Can it be relevant with interest rate cuts here in Norway?

"It's not a totally unlikely course." It must be rather that they first lift and then cut, but you can never exclude anything, she says.

Nordea Markets, on the other hand, believes that the new interest rate forecast will contain long-term interest rate cuts, possibly in 2022, but emphasizes that the interest rate should rise first and that much can happen before make cutting relevant.

In total, Nordea expects the new interest rate trajectory will give more than a 50% chance of a further increase already in September and then one or two further increases in 2020.

"In the long run, as interest rates rise, interest rates abroad will fall, and Norwegian interest rates will also be reduced," Nordea Markets chief economist Kjetil Olsen told E24.

The exchange rate of the crown becomes crucial

One important reason why interest rates can be raised here at home, even by our trading partners, is the persistently historically weak currency exchange rate.

– The currency exchange rate seems completely immune to the differences in interest rates abroad, says Haugland. The crown has remained relatively stable at just under 9.80 against the euro recently, despite rising expectations of rising here at home and retreating. It is also considerably weaker than the central bank itself expected.

"There's a lack of interest in Norwegian crowns now.
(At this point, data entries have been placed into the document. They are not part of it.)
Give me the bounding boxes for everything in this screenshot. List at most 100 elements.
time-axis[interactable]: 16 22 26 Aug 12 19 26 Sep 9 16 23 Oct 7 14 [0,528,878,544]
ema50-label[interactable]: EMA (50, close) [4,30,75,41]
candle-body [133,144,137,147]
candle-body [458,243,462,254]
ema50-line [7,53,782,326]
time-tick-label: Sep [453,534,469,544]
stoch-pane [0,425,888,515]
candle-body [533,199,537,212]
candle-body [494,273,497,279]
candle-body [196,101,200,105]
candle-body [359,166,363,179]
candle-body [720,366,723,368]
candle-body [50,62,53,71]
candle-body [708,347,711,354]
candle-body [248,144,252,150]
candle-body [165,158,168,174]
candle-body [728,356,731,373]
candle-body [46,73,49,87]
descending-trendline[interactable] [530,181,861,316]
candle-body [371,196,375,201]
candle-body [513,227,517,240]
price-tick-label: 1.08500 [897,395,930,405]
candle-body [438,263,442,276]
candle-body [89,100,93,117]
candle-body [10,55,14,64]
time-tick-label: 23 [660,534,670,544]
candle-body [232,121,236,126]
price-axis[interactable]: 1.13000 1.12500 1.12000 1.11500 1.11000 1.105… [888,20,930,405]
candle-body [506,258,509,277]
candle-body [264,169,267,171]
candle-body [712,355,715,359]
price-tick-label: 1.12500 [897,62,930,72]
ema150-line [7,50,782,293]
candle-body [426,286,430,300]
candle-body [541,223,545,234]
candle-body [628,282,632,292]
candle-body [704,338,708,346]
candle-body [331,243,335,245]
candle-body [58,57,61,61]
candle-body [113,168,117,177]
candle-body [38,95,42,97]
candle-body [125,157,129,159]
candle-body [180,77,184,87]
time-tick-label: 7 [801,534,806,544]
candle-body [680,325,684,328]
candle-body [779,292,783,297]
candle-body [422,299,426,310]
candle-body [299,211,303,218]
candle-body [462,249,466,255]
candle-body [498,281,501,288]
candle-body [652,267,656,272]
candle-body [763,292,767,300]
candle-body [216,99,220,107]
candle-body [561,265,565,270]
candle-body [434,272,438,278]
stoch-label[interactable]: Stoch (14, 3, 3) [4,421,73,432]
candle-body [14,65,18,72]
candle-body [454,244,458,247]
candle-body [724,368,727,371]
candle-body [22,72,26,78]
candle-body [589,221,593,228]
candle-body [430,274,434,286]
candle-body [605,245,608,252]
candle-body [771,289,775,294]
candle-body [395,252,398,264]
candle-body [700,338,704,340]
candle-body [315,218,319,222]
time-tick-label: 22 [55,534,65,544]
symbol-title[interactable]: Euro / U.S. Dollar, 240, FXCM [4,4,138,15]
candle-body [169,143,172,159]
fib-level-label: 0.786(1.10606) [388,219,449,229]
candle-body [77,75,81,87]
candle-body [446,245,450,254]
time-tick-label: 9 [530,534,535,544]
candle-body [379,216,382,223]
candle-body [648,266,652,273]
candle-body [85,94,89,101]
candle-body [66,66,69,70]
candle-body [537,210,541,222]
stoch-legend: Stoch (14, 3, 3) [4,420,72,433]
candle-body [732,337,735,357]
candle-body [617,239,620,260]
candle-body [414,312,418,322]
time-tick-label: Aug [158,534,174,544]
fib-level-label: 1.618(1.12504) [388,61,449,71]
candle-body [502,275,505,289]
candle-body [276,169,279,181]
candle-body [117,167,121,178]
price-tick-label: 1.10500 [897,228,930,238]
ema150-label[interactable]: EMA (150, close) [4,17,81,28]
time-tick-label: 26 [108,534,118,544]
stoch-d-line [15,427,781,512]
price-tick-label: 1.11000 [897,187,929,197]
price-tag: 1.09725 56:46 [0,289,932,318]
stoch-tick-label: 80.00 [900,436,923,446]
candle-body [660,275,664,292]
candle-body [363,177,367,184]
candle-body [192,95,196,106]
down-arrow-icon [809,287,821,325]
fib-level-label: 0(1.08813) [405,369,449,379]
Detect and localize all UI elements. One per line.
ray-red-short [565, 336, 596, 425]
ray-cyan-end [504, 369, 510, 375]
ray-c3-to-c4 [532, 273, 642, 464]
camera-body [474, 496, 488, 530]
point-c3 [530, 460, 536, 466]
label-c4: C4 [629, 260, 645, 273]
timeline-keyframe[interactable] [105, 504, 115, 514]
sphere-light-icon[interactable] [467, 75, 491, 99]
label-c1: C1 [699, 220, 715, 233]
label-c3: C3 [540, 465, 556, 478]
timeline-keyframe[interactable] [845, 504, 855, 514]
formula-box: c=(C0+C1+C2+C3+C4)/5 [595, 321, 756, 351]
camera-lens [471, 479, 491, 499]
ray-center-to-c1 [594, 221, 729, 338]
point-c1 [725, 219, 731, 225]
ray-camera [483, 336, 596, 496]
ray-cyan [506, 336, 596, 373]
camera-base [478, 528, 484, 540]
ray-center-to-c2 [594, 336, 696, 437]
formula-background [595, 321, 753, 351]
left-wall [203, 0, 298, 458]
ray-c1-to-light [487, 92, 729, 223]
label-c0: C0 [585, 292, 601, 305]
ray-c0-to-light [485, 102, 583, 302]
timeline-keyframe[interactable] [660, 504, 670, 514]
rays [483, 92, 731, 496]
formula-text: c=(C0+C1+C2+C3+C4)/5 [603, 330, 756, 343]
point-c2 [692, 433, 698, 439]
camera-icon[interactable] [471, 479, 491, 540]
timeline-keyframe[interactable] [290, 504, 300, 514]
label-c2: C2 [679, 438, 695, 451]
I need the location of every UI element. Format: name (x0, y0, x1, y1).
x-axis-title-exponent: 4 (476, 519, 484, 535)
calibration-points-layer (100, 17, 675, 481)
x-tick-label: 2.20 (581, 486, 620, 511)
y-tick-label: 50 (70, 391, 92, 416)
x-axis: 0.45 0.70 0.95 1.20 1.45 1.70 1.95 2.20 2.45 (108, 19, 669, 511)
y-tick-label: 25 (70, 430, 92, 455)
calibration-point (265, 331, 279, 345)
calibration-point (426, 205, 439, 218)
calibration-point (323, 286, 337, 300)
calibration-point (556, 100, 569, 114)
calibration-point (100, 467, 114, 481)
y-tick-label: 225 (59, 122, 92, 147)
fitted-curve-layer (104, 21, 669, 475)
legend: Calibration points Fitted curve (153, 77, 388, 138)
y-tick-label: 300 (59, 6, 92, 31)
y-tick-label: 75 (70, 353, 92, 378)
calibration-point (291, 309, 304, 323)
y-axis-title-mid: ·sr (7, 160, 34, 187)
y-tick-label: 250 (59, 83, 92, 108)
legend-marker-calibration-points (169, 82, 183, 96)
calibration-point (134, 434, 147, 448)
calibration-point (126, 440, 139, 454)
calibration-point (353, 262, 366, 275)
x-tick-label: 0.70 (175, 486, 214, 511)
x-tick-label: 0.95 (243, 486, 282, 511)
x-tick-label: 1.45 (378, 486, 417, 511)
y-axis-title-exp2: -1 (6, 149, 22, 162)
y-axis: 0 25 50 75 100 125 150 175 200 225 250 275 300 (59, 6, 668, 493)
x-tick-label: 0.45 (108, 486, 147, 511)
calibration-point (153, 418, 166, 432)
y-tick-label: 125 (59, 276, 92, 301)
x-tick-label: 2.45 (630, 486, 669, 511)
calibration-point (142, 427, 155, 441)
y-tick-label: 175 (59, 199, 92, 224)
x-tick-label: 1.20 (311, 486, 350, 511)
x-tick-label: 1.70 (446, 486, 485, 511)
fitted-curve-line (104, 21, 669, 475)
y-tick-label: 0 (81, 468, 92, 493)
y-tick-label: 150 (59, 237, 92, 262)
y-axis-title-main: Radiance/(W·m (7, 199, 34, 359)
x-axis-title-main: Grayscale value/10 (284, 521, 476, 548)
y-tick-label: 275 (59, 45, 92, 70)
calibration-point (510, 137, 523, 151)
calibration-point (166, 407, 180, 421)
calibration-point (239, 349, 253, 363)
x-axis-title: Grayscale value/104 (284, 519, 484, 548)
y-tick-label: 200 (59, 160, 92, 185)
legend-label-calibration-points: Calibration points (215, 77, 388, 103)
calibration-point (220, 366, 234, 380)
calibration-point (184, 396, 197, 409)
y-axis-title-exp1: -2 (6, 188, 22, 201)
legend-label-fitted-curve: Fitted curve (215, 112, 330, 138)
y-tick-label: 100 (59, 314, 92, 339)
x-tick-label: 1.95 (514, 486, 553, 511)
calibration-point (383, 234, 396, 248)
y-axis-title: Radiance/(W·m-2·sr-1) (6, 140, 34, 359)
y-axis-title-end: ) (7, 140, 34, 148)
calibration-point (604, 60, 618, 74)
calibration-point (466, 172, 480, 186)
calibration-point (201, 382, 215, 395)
The picture of risk is dark now and then Norwegian crowns is not very attractive, she says even more.

"But if Norges Bank is too aggressive, at the same time as the BC and the ESB, it can be risky.

Nordea Markets also believes that the exchange rate of the crown will be significant for the fixing of the interest rate.

– Unless the world collapses, it is the exchange rate of the crown that is most important for the adjustment of the interest rate going forward, says Olsen.

– We said that the new trajectory of the interest rate will increase further after June, but much will be decided on how the exchange rate of the crown reacts, he continues.

Olsen also emphasizes that the exchange rate of the currency so far has changed little.

"With the climate we have in the financial markets, there are few who want to take a lot of risk and the Norwegian kroner is considered a risk-sensitive currency," says economist Nordea.

If Norges Bank raises interest rates and signals tightening, both the DNB Markets and Nordea Markets believe the crown will strengthen somewhat, albeit temporarily.